Ne var ki sanılanın aksine bu gelişmeler karşısında öğretmenin rolü azalmamış, aksine artmıştır. Ancak öğretmenlik mesleğinin taşıması gereken özellikleri temelden etkilemiş, öğretmenin rolünü çok büyük oranda değiştirmiştir.
Öğretmenin bilgi aktarma görevi önemini yitirmiştir. Öğretmen, yakın geleceğin bireylerinin kesin ihtiyaç duyacağı becerileri kazandırma görevini yerine getirmelidir. Yaratıcılık ve yenilenme, eleştirel düşünme ve problem çözme, iletişim ve işbirliği, bilgi ve medya okur-yazarlığı, esneklik ve uyum, girişimcilik ve öz-yönelim, üretkenlik ve sorumluluk, liderlik, sosyal ve kültürlerarası becerileri öğrencilere kazandırmak en temel öğretmenlik görevi olmaktadır.

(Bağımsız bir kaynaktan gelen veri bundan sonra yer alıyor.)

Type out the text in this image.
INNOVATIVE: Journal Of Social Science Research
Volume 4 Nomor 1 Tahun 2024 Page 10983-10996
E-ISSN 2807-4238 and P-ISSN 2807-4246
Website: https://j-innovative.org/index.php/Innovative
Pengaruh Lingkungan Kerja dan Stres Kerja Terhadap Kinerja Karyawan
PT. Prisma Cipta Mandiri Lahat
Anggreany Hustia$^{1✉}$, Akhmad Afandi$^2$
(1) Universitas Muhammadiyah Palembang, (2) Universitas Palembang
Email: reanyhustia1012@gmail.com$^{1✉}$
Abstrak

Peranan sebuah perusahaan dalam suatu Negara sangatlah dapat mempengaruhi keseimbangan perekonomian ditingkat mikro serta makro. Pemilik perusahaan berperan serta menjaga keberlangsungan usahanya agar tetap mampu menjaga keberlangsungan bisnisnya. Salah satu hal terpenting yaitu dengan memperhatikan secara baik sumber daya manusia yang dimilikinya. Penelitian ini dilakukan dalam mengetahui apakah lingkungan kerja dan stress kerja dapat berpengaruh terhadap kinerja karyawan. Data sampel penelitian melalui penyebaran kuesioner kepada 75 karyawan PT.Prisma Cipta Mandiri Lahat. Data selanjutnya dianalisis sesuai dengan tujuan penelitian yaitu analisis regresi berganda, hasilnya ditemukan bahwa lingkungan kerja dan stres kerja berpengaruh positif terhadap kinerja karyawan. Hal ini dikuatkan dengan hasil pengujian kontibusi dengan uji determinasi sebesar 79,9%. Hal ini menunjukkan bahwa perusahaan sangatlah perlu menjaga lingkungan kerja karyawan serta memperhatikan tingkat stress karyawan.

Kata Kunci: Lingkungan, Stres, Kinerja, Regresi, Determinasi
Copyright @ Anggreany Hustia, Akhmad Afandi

Kıbrıs Türk Eğitim Sistemi; bir yandan güçlü öğretmen sendikalarına sahip olmanın ortaya çıkardığı önemli kazanımlar yaşarken, diğer yandan ise öğretmenlik mesleğinin gelişimi ve etik değerleri için uğraş verecek bir “öğretmenlik meslek örgütüne” sahip olamamasının olumsuzluklarını her geçen gün biraz daha fazla yaşıyor. Çünkü öğretmenlik mesleğinin statüsünün yükselmesi, günün koşullarını göre yaşaması gereken dönüşümleri ve gelecekteki olası farklılaşma için uğraş vermesi gereken bir yapıya ihtiyaç duyulduğu aşikardır…
Bütün bunlar bize şunu gösteriyor: Geleneksel anlamdaki öğretmen ihtiyacı belirleme çalışmaları eğitim ihtiyaçlarını çözemeyecektir. İhtiyaçlar değişiyor, eğitimi bu değişime göre dönüştürmemiz, öğretmenlerimizi de bu dönüşümün ihtiyaçlarına yanıt verecek farklıklara göre yetiştirmemiz ve istihdam etmemiş gerekmektedir. Yapılması gereken ilk şey; değişen öğretmen ihtiyacını görebilmek ve bunu kabul etmektedir…
Buraya Dikkat
Hayat Bir Sınav Mıdır? Hayır Değildir
Kuşkusuz, yaşantımız boyunca önemli ya da önemsiz birçok sınavla karşılaştık. Ancak bilim insanlarına göre, önemli olanın sınavlardaki başarınızdan çok o sınavlardaki sorulara verdiğimiz yanıtların ne olduğudur. Bilim insanları, J.J. Rousseau’nun "soru sormak zannedildiği kadar kolay bir hüner değildir” tespitine vurgu yaparak çoğu zaman bir sınavda başarısız olan kişilerin o soruları hazırlayanlardan daha zeki olabileceğini belirtmektedirler…
Öte yandan sahip olduğumuz zeka alanlarının gelişme dönemi olan çocukluk ve ilk gençlik yıllarında gereğinden fazla ve sadece ansiklopedik bilgi olarak ders çalışmanın insanın zihinsel gelişimini ve yaratıcılığını ortadan kalkmaktadır. Prof. Dr. Ali Nesin’e göre okul, etüd, test, ders, dershane derken öğrencilerin haftanın bir günü bile tatil yapmadan çalıştığını, “yöneticiler, çocuklarımız kadar çalışmamızı isteseler ülkede isyan çıkarmaya varan karşı duruşların olabileceğini” belirtiyor. Oysa çocuklarımızın sesi bile çıkmıyor… Değil mi?